Alexia’s bike
Tobias Gavran
Copyright 2014 Tobias Gavran
Table of content
Alexia’s bike
Alexia’s bicycle
The sound of his steps bounced back against the walls of the empty house. His feet frantically beat on the creaking wood. He was holding the banister with the tip of his fingers, ready to stabilize himself if he was to trip because of the speed. He had to be quick, very quick… Everyone had to know!
*
It all began in the morning. Sunny days were just coming back in France. Spring was almost there and the children from the block were getting accustomed to play football again.
Walter noticed, whilst walking to school, the absence of Alexia, who used to accompany him on his way. The young girl’s bike, a pink bicycle whose colour he often mocked, was not lying on the parking lot where her parents used to park. It surprised him because he had been used to see the two-wheeled vehicle sitting there since winter began.
Walter was not worried, though. She must have taken her bike to get there more quickly, he thought.
He arrived just before the bell rang and had to join the ranks in a hurry. It was only when the teacher called the register that he remarked Alexia was not there either. Even worse, the teacher did not know why! She even asked:
“Is Alexia sick?”
No one in the class knew. They all shook their head.
“Very well, I will call her parents tomorrow if she is still absent.”
That was not normal. Alexia was always there and everybody knew so. Her mother was very strict: a real dragon! Unless the little girl was extremely ill, she would have been forced to go to school. Why would she have been sick, though? It was getting warmer outside. People were sick when it was cold, everybody knew that!
It was decided. He had to talk to Hassan!
Hassan was an older pupil. He was in fifth grade, though it was called CM2 in France, and he was very intelligent. At least, that’s what everyone said. Even the headmaster once said that he was “a pocket-sized Sherlock Holmes”: a renowned detective, there were even films about him. Mommy had laughed, one day, when Walter had said that, because the films were inspired by books… But novels or movies, it had to mean that this “Sherlock Holmes” was a very well-known man!
Hassan, on the other hand, was not known everywhere.
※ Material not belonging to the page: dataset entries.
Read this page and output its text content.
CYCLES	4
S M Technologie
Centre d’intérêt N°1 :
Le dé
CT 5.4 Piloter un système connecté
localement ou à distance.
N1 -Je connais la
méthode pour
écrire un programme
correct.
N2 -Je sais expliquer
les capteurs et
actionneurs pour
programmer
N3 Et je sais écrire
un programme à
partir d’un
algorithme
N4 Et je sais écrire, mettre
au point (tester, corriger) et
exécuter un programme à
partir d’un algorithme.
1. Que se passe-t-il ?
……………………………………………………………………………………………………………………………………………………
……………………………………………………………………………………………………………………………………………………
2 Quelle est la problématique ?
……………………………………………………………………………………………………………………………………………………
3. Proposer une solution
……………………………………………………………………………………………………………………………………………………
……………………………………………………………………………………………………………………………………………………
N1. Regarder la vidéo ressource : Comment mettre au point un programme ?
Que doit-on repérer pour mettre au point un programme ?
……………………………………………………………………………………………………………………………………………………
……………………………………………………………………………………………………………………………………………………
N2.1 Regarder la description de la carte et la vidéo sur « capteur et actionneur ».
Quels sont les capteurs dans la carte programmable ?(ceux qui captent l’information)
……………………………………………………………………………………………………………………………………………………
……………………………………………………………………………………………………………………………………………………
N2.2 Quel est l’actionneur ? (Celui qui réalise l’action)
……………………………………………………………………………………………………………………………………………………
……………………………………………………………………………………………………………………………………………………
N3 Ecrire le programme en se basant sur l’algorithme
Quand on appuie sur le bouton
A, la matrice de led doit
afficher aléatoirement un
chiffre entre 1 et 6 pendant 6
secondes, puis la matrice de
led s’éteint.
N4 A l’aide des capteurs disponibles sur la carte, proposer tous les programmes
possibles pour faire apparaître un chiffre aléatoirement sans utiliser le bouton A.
No. However, people from the block knew who he was. He had already found footballs, rulers, erasers and a lot of other stuff people had either lost or stolen. If he could do all that, then he surely could find where Alexia was.
Walter’s legs had been shaking under the table for the first half of the morning. He had been waiting for recess with so much impatience that he finished all his exercises faster than ever before. It even surprised the teacher who usually had to ask him to hurry. He didn’t want to be forced to stay to copy his lessons when the break would come.
When the time to go downstairs came, he was careful to not run in the hallways and to stay in the ranks, so that he wouldn’t be denied the right to go outside.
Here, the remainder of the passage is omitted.